Estimated cost to correct a property condition issue considered in appraisal and collateral review.
Cost to cure is an estimate of what it would cost to correct a property condition problem, deficiency, or needed repair.
Cost to cure matters because a condition issue may affect value, marketability, or loan eligibility. Appraisal and underwriting teams may consider whether the issue is minor, whether it changes the value conclusion, and whether it must be repaired before closing.
It also matters because the cost estimate is not always the same as the lender’s required action. A lender may still require completion, documentation, or a different review even if the cost appears small.
Borrowers may encounter cost-to-cure language in appraisal reports, repair negotiations, renovation scenarios, or appraisal reviews. It becomes practical when the property has a defect that can be corrected for a measurable amount.
The term is often connected to Appraisal Repair Requirement, Functional Obsolescence, and collateral review.
An appraiser notes damaged flooring and estimates that repairing it would cost $2,500. The lender reviews whether the issue affects value, whether repair is required, and whether proof of completion is needed before closing.

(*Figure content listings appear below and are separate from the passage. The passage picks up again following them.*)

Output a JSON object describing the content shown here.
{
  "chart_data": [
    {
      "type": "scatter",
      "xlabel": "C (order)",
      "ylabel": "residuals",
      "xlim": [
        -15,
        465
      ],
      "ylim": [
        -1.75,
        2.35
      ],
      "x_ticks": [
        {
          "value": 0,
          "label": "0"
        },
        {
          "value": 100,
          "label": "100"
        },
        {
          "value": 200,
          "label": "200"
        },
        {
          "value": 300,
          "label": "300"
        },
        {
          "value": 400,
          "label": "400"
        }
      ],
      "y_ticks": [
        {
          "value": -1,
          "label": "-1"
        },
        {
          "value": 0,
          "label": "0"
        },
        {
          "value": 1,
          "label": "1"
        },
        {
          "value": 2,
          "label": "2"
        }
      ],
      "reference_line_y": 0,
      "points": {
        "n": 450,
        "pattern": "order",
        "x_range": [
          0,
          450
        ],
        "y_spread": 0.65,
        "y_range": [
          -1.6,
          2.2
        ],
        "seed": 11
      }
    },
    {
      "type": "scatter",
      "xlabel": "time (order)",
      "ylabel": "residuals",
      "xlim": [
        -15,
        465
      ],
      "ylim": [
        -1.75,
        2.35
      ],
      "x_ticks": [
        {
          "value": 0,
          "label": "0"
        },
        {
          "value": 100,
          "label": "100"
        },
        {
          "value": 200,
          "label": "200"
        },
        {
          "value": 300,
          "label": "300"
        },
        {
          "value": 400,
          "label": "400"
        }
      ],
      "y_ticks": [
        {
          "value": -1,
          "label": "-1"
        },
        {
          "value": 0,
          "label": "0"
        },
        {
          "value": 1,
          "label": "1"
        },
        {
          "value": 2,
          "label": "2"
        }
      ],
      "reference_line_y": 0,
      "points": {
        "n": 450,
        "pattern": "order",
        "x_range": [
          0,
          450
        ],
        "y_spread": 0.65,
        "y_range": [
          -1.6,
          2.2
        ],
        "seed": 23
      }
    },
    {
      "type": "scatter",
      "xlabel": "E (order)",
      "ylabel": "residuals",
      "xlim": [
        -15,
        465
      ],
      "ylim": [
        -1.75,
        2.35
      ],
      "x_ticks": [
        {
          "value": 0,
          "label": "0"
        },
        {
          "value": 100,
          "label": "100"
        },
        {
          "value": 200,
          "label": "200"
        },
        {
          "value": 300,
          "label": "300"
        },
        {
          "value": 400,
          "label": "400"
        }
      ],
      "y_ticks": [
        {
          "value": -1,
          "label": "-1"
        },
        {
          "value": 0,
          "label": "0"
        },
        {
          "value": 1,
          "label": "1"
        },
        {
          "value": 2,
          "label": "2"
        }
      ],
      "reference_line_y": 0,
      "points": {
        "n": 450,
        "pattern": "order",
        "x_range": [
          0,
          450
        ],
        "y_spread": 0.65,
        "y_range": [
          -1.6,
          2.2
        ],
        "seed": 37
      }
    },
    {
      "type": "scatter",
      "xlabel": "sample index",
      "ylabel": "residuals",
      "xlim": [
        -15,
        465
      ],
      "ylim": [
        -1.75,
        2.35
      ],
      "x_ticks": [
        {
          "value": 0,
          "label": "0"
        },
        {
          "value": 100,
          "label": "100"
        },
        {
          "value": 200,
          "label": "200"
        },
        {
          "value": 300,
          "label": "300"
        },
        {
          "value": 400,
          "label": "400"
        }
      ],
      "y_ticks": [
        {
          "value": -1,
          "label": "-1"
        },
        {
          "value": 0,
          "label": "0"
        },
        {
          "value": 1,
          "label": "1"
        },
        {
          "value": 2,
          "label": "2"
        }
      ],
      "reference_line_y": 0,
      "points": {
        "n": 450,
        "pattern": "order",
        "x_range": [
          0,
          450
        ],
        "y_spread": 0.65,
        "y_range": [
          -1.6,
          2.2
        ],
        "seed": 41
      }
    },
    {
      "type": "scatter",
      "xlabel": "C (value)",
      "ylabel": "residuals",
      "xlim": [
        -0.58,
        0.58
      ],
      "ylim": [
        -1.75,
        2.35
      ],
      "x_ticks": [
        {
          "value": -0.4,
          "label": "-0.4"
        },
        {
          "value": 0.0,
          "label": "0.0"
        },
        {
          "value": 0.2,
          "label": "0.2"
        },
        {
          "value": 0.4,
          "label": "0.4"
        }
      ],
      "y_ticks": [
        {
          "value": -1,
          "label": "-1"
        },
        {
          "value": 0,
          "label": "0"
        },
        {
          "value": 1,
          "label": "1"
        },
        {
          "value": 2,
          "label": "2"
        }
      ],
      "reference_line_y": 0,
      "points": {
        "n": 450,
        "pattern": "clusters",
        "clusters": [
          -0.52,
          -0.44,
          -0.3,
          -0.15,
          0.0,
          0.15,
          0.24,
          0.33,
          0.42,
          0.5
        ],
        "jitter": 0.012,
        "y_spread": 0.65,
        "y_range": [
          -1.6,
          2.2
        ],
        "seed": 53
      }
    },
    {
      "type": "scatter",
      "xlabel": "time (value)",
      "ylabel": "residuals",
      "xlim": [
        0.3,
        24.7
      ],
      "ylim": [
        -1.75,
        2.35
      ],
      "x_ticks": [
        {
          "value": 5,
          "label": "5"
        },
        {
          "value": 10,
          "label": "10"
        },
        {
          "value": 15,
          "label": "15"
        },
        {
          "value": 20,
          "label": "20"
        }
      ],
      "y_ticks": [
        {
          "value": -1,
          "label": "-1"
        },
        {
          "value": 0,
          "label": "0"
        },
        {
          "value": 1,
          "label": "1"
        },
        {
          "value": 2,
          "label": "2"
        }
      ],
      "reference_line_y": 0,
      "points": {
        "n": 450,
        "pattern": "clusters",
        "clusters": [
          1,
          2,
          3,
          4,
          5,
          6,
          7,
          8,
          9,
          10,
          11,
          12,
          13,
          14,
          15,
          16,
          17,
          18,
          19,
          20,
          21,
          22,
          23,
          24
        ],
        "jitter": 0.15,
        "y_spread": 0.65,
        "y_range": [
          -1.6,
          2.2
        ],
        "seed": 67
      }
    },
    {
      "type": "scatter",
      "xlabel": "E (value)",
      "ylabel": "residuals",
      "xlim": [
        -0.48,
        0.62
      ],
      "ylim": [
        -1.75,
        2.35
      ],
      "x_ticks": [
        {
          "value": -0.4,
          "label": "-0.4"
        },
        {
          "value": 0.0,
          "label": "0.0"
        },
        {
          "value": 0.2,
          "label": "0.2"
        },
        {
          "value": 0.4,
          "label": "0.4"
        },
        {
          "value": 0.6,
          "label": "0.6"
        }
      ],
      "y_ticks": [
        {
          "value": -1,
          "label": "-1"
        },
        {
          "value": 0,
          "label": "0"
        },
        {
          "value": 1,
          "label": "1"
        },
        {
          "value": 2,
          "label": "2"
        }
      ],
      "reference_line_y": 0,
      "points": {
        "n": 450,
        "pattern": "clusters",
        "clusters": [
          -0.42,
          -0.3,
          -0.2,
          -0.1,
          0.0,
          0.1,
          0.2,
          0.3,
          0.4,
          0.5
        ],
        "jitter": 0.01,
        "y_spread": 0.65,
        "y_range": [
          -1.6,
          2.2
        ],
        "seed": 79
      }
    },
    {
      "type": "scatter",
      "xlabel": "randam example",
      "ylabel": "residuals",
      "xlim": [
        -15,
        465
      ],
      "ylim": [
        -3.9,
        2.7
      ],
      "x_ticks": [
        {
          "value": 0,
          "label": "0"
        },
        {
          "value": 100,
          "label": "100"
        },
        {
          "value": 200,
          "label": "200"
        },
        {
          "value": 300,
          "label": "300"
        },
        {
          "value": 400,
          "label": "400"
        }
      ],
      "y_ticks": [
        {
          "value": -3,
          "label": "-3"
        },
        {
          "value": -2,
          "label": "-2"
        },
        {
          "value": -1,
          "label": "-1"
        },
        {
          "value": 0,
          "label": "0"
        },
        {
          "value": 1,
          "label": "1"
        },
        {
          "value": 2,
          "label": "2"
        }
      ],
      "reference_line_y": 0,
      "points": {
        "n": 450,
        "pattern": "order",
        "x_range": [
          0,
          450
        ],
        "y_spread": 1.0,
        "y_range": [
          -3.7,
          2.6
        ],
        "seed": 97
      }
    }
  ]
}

Cost to cure differs from Appraisal Adjustment because cost to cure estimates repair cost, while an appraisal adjustment is a valuation adjustment used to compare properties.
It differs from Appraisal Repair Requirement because the requirement is the lender action, while cost to cure is the estimated correction amount.
It also differs from Marketability because marketability is about how readily the property can be sold, while cost to cure is about correcting a specific issue.